We parked the van and unloaded the bikes.
It was still cold from the night but the morning couldn’t have been more beautiful. The sun was still barely above the mountains casting golden rays over the hills. Matt and Brent gave me a few instructions and we headed up the old fire road. Soon after we started, I realized that they were right and my seat was too low. I wanted to be able to touch the ground with my feet. However, my legs were getting thrashed and we hadn’t gone very far. Raising my seat gave my legs an immediate relief and we continued upward. Every turn surprised us with a new view seemingly more magical than the last.
We reached the top and started our descent toward the beach. They adjusted my seat and told me to put my weight back and ride my breaks if I needed it.
The road narrowed and tall reeds lined the sides of the path creating “a tunnel”. Broken reeds poked up through the old asphalt like spears. They boys rode up ahead of me and I “sat back in the saddle” lost in the exhilaration overcoming a fear and of the ride itself.
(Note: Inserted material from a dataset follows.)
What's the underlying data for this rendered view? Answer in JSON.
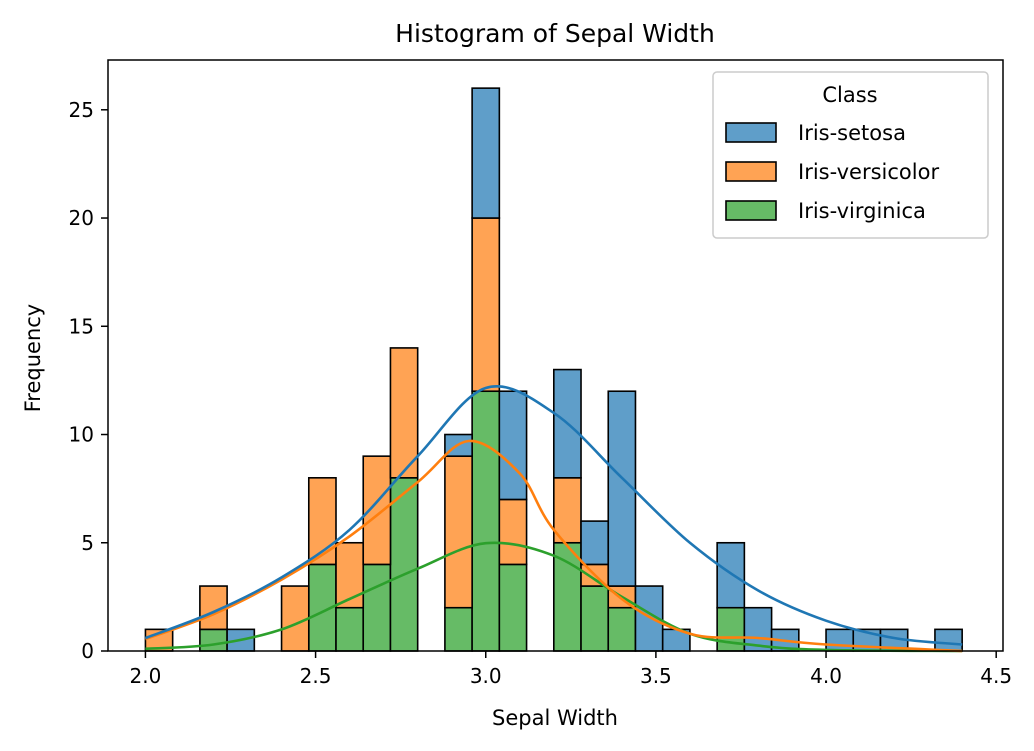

The road narrowed again to a “single track” and I took a deep breath determined to continue on my bike. I went as slowly and as carefully as possible trying to avoid deep grooves where the earth had been washed away. At one point, I got off my bike and walk down the loose rock. No shame in using my head.
We parked and continued by foot down the hill to the remote beach.
The sun had warmed the day and we walked along the sand each in our separate thoughts.
I found a dancing starfish. (Yes, I know they are technically called sea stars.)
And I decided to dance with it.
We saw dolphins. There was an abandoned dirt bike under a cliff. One can only imagine how it got down there.
The day was perfect yet there was work to be done so we headed back up the trail toward our bikes and began our ascent. Back on the rough single track I fell. I slipped off the back of my bike pulling it onto me and landing in the tall reeds. Ouch. But I lived and continued by foot to our meeting place.
I headed up the next part of the trail ahead of the boys because I knew within minutes they would catch and pass me. They did.
Halfway up I realized I was going to half to walk and half ride. It was quite a blow to my ego but a relief to my legs. What goes down must go up when mountain biking. I continued walking and riding until we reached the peak.
After a short rest we started down the last phase of the trail. We adjusted my seat and took off. The boys again quickly disappeared ahead of me checking in every so often to make sure they hadn’t lost me off the side of the mountain.
The wind, bumps, curves…all of it, but especially the thrill of overcoming fear, made my cells buzz with the thrill of living.